Maine Medical Center and Preble Street have joined forces to ensure the most vulnerable underserved people in Portland have access to quality, barrier-free health care.
The MMC-Preble Street Learning Collaborative seeks to help fill the void left by the closing of the City of Portland Healthcare for the Homeless Clinic in 2014, provide no-barrier access to health services, care-coordination and education and create a new point of entry to the health system, the organizations stated in their announcement on Friday.
Working together, Preble Street and MMC hope to improve the quality of care and client access to existing providers and established medical homes, improve medical residents’ understanding and education of the needs and care of homeless and other vulnerable patients, and increase understanding of health disparities.
“Together we can fill gaps in the health care system that in the past have left far too many of the people we serve without medical treatment,” said Mark Swann, Preble Street executive director.
“People are so very vulnerable on the streets and in shelters. And doing anti-poverty work these days is more challenging than ever before. Putting together this new program with such a highly respected institution is the best news we’ve had in some time.”
Full array of health services
Located onsite at Preble Street, the collaborative will be staffed by Bill Burns, former Preble Street Resource Center coordinator, in a new role as Preble Street health services director, as well as by an MMC nurse practitioner, primary care residents, medical students from the MMC Maine Track program, nursing, pharmacy and social-work students.
The staffing also includes MMC’s Homeless Health Partners case management team, full-time medical social workers from MMC who have been embedded at Preble Street since early 2015, providing clients with short-term, targeted case management to assist in accessing primary care, behavioral health services, and specialty medical services.
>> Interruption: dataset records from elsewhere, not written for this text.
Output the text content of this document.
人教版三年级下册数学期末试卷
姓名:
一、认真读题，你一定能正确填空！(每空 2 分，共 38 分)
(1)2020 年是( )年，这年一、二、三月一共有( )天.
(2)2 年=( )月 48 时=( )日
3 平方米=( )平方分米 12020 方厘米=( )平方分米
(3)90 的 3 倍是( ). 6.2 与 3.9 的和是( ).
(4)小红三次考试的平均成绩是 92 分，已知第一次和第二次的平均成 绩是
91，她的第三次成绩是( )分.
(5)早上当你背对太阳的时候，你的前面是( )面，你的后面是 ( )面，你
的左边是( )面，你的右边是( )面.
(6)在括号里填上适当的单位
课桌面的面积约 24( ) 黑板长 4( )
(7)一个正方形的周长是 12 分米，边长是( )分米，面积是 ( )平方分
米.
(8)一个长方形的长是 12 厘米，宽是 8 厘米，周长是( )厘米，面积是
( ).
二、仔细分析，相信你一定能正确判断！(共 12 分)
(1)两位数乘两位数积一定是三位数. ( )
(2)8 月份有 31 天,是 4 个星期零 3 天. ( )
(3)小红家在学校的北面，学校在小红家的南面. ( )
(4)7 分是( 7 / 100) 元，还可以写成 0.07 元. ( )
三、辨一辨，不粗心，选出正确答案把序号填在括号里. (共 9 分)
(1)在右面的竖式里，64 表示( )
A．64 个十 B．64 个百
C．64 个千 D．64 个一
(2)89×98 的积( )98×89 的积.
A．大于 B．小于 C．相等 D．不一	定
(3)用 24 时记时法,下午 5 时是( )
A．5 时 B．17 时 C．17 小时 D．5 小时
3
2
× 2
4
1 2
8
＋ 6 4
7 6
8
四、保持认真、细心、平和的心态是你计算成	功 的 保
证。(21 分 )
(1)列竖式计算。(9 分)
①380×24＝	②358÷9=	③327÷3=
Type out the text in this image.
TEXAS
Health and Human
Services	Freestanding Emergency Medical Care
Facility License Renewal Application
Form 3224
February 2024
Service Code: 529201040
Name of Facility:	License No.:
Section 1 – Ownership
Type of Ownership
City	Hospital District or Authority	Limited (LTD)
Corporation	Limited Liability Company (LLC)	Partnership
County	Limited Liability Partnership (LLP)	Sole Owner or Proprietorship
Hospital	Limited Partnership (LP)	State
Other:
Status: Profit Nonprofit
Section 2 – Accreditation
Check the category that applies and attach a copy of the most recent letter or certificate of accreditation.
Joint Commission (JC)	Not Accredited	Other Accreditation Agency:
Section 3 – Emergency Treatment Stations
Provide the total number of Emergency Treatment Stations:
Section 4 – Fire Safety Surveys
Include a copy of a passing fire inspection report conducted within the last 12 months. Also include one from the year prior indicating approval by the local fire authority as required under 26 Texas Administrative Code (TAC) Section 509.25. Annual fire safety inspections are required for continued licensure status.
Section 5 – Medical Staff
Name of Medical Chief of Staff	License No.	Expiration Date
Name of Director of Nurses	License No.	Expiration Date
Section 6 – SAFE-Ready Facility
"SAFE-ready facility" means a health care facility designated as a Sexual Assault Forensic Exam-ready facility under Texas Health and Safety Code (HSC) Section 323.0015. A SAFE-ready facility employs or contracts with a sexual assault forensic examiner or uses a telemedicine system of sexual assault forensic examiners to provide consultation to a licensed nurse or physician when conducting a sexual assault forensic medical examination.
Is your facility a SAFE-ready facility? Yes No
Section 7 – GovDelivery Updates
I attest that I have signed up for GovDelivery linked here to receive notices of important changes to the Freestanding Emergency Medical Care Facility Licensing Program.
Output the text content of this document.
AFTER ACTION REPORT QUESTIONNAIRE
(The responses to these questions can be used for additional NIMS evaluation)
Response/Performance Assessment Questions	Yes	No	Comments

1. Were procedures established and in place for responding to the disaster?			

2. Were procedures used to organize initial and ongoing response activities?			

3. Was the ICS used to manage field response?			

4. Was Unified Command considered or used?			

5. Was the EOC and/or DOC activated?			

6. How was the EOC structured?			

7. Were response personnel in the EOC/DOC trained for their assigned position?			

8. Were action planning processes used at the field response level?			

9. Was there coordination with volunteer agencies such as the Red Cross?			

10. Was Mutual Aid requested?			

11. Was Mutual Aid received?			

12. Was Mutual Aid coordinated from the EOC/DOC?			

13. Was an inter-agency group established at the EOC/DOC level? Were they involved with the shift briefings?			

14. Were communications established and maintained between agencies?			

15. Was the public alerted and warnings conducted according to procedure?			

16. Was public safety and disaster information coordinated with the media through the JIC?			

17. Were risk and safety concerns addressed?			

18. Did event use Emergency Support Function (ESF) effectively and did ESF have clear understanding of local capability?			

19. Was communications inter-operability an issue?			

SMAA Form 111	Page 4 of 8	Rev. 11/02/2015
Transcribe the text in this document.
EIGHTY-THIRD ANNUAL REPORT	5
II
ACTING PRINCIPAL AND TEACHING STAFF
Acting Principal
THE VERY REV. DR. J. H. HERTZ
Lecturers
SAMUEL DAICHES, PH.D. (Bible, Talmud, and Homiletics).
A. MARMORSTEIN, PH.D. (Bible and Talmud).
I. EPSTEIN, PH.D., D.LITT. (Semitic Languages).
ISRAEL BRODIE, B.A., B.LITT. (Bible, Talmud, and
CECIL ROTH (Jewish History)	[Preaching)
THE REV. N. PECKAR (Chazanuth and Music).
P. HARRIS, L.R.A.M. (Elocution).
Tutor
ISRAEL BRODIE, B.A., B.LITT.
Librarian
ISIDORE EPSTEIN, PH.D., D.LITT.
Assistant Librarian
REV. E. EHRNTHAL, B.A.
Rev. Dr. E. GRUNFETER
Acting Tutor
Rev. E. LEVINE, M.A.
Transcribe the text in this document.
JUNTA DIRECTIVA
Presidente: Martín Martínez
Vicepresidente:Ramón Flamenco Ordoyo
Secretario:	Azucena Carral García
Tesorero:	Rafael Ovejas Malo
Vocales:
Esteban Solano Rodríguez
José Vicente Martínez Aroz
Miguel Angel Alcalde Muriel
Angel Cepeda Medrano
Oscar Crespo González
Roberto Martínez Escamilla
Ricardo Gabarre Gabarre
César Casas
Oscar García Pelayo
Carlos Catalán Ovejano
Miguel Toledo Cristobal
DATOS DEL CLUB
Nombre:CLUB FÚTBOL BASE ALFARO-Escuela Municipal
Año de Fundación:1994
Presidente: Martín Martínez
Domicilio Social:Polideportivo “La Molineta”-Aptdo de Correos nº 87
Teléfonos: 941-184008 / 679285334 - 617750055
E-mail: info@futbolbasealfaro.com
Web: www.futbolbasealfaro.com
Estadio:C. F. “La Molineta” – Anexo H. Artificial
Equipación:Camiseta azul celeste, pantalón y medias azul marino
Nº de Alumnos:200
“The Maine Medical Center-Preble Street Learning Collaborative combines the best of our two organization’s capabilities in order to meet the unique needs of an underserved population in an effective and sustainable way,” said Dr. Peter Bates, chief academic officer at Maine Medical Center.
With 14 programs throughout the state of Maine, Preble Street provides round-the-clock programs 365 days a year to meet urgent needs, advocate for change, empower people and create solutions for homelessness, hunger and poverty.